10.使わない設備等は、「今後使わない」という意思決定のもとで、”有姿除却”(ゆうしじょきゃく)する
・使用廃止、今後通常の方法で使わない
・金型等で、使用される可能性がとても低い取締役会議事録で、「今後使わない」と決議
11.電話加入権を売却し売却損を計上する
・売却先は、グループ会社または社長個人
・NTT「116」に電話して、”電話加入権譲渡承認請求書”を申請する。
・1本1,500円程度で、譲渡契約書を交わすこと
12.未払給料を計上する(従業員)決算賞与を未払計上する
・例えば、15日締めの場合は、半月分が、未払として計上できる(役員報酬は対象外)。
13.請求締日未到来の未払費用を計上する
(例)リベートの未払い計上
次に、お金の支払を伴った節税、つまり、いかに支払ったお金を経費として落とすか?の話です。
14.30万円未満の備品等は、損金に落とす
「少額減価償却資産」と呼ばれる処理。
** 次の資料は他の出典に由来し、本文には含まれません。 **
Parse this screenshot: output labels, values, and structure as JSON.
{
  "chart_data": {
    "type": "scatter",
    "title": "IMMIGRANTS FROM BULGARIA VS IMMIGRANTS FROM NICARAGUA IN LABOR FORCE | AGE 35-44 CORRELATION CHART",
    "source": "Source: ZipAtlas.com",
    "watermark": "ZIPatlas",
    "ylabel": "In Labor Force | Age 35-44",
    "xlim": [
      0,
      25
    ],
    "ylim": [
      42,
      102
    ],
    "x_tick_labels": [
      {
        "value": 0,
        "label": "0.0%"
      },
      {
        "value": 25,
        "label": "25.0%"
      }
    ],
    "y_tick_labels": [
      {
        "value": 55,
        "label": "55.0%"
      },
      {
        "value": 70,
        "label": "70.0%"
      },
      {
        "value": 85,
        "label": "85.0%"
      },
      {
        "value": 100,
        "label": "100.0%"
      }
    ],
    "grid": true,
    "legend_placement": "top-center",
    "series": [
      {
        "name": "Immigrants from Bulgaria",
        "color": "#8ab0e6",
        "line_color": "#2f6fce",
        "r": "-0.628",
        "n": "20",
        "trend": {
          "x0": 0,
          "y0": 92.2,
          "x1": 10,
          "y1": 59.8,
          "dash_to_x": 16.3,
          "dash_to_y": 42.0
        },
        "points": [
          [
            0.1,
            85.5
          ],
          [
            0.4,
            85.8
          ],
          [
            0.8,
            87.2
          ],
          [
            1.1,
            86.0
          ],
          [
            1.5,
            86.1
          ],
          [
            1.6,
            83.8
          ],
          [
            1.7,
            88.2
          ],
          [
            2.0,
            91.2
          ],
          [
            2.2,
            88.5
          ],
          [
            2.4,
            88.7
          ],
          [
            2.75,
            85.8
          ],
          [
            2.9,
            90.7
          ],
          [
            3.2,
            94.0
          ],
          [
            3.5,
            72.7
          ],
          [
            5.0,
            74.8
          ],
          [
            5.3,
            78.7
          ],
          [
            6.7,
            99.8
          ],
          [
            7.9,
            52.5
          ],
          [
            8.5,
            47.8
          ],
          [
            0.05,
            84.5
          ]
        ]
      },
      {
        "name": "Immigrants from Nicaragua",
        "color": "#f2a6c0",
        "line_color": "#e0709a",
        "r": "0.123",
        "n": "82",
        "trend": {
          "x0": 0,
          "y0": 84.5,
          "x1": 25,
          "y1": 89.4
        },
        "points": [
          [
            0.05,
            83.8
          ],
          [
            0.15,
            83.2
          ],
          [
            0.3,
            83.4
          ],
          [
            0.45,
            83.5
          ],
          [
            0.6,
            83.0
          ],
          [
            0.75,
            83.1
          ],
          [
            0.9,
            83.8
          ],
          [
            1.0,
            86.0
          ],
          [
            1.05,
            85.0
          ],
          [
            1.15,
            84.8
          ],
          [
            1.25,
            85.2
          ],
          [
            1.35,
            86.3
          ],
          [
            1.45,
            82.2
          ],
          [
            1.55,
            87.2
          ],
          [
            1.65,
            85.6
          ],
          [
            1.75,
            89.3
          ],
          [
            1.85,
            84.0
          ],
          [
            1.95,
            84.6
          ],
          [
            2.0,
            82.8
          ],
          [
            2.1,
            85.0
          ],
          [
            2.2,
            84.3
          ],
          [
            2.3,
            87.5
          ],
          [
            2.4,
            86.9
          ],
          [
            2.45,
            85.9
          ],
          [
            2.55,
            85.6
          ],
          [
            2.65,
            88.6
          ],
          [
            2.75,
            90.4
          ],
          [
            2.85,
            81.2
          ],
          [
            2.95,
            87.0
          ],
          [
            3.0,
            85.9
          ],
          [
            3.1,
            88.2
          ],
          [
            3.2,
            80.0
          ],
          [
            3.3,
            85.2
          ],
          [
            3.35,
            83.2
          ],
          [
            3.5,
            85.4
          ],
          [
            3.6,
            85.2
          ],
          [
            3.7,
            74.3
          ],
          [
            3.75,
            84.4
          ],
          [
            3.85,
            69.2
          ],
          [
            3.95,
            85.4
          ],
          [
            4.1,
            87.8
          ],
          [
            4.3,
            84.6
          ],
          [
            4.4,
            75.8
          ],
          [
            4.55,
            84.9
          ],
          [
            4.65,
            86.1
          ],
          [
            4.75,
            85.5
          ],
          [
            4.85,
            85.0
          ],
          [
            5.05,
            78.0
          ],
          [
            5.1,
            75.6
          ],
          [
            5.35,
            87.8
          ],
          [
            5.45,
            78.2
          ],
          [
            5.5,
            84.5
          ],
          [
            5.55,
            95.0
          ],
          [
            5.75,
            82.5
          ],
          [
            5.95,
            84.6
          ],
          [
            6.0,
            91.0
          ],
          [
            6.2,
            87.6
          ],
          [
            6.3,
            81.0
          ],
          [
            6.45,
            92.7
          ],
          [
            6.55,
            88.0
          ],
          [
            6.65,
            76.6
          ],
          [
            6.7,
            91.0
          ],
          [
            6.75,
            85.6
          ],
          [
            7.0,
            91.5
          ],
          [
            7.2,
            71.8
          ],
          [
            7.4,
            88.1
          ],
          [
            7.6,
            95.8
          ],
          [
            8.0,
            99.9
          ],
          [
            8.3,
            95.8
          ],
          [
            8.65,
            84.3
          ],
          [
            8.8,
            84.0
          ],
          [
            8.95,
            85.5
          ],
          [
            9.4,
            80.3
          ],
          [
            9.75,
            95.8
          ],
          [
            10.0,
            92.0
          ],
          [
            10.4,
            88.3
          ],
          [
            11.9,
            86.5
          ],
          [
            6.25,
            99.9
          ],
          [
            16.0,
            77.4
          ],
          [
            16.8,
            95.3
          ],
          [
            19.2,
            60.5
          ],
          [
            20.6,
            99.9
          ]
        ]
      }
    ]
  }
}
見積書、請求書を”~一式”とせず、細分化。ただし、年間300万円までが限度。
15.即時償却を行う(R3.3月末まで)
・生産性をあげる投資(A型)
・収益力を向上させる(B型)
・に加えて、新たにC型が設置
C型はコロナ対策として、新たにつくられました。
対象設備は、下記いずれかを実現するもの。
①遠隔操作 ②可視化 ③自動制御化
16.特別償却を行う(R3.3月末まで)
使い勝手がよい特別償却は、
・中小企業投資促進税制
・商業サービス業農林水産業活性化税制
いずれも、取得金額の30%を特別償却として上乗せできる
17.中古資産
中古資産の耐用年数は、下記の通り。
(法定年数-経過年数)+(経過年数×20%)
最も短くて、「2年」となる。定率法を採用して、
期首から使うのであれば、購入金額の全額が損金計上できる。
18.修繕費で落とす
「原状回復、維持管理」に該当すれば修繕費。
見積書、請求書等をそのようにしてもらう。
ただし、全くのでっち上げは当然NG。
19.複数の資産を一括で取得した場合に、耐用年数の短い資産の割合を増やす
・例えば、土地付建物であれば、減価償却ができない土地の割合を減らし、建物を増やす。建物より、耐用年数が短い建物附属設備、機械、備品などの割合を増やすことを考える。
20.新規で取得した固定資産の耐用年数が適切に(短く)設定されているか確認する
・税理士事務所に任せると、耐用年数が長く設定されることがあるため、注意が必要。
ぜひとも決算対策に、お役立てください。